Dissertations, Theses, and Capstone Projects

Date of Degree

6-2026

Document Type

Master's Thesis

Degree Name

Master of Science

Program

Cognitive Neuroscience

Advisor

Peter Serrano

Committee Members

David Johnson

Tony Ro

Subject Categories

Applied Statistics | Behavioral Neurobiology | Cognition and Perception | Cognitive Neuroscience | Computational Neuroscience | Disease Modeling | Epidemiology | Mental Disorders | Nervous System Diseases | Other Psychiatry and Psychology | Psychiatric and Mental Health | Statistical Methodology | Statistical Models | Statistical Theory | Translational Medical Research

Keywords

Rat TBI, Levetiracetam, Predictive Coding, Spatial Working Memory and Anxiety, RAM and EPM, Multiple Linear Regression Analysis

Abstract

Traumatic brain injury (TBI) symptom prevention and remediation is an important area of research that would benefit vulnerable groups, including active-duty and veteran soldiers. These patients can sustain penetrative forces in fields of combat or in training, which result in focal lesions that trigger inflammatory and degenerative processes in the brain. Both primary and secondary injuries are associated with changes to cognition, behavior and affective state. This disease poses increased risk of epileptogenesis, as well. Given these outcomes, prior research has evaluated levetiracetam (LEV) as a prophylactic treatment for seizures, cognitive deficits and negative emotionality. LEV acts as a presynaptic vesicle glycoprotein 2A inhibitor. It is used to treat seizures by keeping glutamate within the presynaptic cell. Reducing glutamatergic dysregulation with LEV can help prevent deficits related to secondary TBI.

The primary aim of this research was to investigate whether the prophylactic administration of 150 mg/kg of LEV 15 minutes prior to TBI can mitigate working memory deficits and anxiety-like behaviors during the five-week post-injury phase. We hypothesized that pre-injury administration of LEV would prevent or reduce these TBI-induced deficits. Using the controlled cortical impact model in male Sprague-Dawley rats, animals were randomly assigned to one of three groups: No TBI (saline), TBI (saline) and TBI+LEV groups. Spatial working memory was assessed with the radial arm maze (RAM). Performance was qualified by the percentage of working memory errors, which accounts for repeated arm entries as well as successful completion of all 8 arms. Anxiety-like behavior was evaluated by rodent performance on the elevated plus maze (EPM). The time spent in open and closed arms, as well as the frequency of open and closed arm entries, were recorded for this behavioral test.

Memory research applying computational frameworks to study episodic memory had influenced the adaptation of predictive coding theory to explain trends in spatial working memory tasks. Predictive coding suggests that cortical models of the contextual environment can influence behaviors and internal adaptative processes if these models lose their ability to accurately predict online experiences or if these experiences become less reliable. In practice, this means that experimental animals realize they had made a working memory error or that they become unsure of the sequence of arms they had attempted. Thus, TBI related deficits can be seen as inappropriate assignments of uncertainty. LEV prophylaxis can work to ameliorate these assignments and reduce anxiety.

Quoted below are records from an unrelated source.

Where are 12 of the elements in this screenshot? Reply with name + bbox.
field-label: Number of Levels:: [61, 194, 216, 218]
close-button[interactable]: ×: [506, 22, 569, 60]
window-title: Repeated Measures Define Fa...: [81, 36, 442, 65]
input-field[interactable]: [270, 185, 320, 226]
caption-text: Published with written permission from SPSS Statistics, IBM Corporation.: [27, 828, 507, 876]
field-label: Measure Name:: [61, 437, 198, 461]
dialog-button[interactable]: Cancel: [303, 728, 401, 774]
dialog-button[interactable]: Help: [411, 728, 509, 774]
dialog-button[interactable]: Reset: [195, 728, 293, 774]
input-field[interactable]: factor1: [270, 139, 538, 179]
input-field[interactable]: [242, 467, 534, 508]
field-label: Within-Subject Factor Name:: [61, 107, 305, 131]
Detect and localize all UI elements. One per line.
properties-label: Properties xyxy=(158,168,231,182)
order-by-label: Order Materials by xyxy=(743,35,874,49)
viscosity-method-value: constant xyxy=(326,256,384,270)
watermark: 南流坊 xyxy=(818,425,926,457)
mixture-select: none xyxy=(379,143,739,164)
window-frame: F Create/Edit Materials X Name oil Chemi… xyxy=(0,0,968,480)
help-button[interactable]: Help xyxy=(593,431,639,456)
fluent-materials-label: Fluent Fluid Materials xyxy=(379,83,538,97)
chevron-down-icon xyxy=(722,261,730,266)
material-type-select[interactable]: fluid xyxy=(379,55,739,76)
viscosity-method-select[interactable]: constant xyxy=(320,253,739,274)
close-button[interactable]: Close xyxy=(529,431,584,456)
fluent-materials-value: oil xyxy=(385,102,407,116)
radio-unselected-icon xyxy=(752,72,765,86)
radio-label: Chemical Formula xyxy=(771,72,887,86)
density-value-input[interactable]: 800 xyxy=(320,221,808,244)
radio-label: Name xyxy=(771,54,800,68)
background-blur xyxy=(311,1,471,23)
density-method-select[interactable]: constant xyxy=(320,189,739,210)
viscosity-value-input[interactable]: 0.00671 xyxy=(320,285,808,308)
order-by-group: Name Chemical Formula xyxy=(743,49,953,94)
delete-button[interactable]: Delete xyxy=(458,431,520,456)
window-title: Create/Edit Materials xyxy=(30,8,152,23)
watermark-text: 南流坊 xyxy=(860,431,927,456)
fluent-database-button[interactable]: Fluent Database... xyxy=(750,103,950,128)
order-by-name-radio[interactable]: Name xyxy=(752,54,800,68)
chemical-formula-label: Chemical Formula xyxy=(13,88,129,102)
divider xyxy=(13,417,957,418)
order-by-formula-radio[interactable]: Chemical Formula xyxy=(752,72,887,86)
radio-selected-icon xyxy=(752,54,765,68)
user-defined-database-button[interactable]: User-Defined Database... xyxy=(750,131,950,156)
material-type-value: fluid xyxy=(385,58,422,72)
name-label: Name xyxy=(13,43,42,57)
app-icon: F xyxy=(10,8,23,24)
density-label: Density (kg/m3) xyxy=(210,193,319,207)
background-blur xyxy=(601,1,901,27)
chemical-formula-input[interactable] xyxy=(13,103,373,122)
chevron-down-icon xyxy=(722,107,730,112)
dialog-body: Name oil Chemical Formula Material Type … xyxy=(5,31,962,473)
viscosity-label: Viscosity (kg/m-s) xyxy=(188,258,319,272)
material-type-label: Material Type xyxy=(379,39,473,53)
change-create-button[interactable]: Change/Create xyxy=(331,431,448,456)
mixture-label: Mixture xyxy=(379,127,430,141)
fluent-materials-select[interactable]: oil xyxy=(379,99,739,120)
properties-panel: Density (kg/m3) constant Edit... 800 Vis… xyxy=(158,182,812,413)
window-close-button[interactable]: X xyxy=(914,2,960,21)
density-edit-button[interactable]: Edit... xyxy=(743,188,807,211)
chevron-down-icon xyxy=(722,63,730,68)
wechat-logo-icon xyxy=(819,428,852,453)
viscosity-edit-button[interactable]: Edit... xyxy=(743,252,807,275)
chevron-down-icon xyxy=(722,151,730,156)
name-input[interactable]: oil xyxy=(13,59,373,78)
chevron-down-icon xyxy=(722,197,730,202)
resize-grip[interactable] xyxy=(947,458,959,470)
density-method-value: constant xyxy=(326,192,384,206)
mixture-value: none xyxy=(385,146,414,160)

The results of this paper suggest that TBI affects working memory performances under cognitive load and increases anxiety behaviors. TBI+LEV animals showed better arms five to eight performances than No TBI (saline) and TBI (saline) animals. TBI+LEV animals also spent more time in open arms. It seems that groups acquired a negative performance bias that resulted from No TBI and TBI procedures. TBI altered uncertainty assignments such that animals did not trust their ability to continue meeting the demands of new or changing environments. LEV acted as both an anxiolytic and nootropic by increasing time spent in open EPM arms, which is indicative of reduced anxiety, and improving performance expectations under conditions of uncertainty. Correlation analysis suggested multiple factors that may contribute to TBI (saline) and TBI+LEV performances, necessitating multiple linear regression analysis. The statistical models created to determine how well the predictive coding framework can explain total working memory scores suggested that the RAM can be used to study working memory under conditions of uncertainty, that animals seemed to suffer from both predictive error and generative model uncertainty, and that LEV specifically improved working memory under cognitive load. This drug effect seems to be the result of increased reassurance in the animal’s ability to navigate scenarios of uncertainty.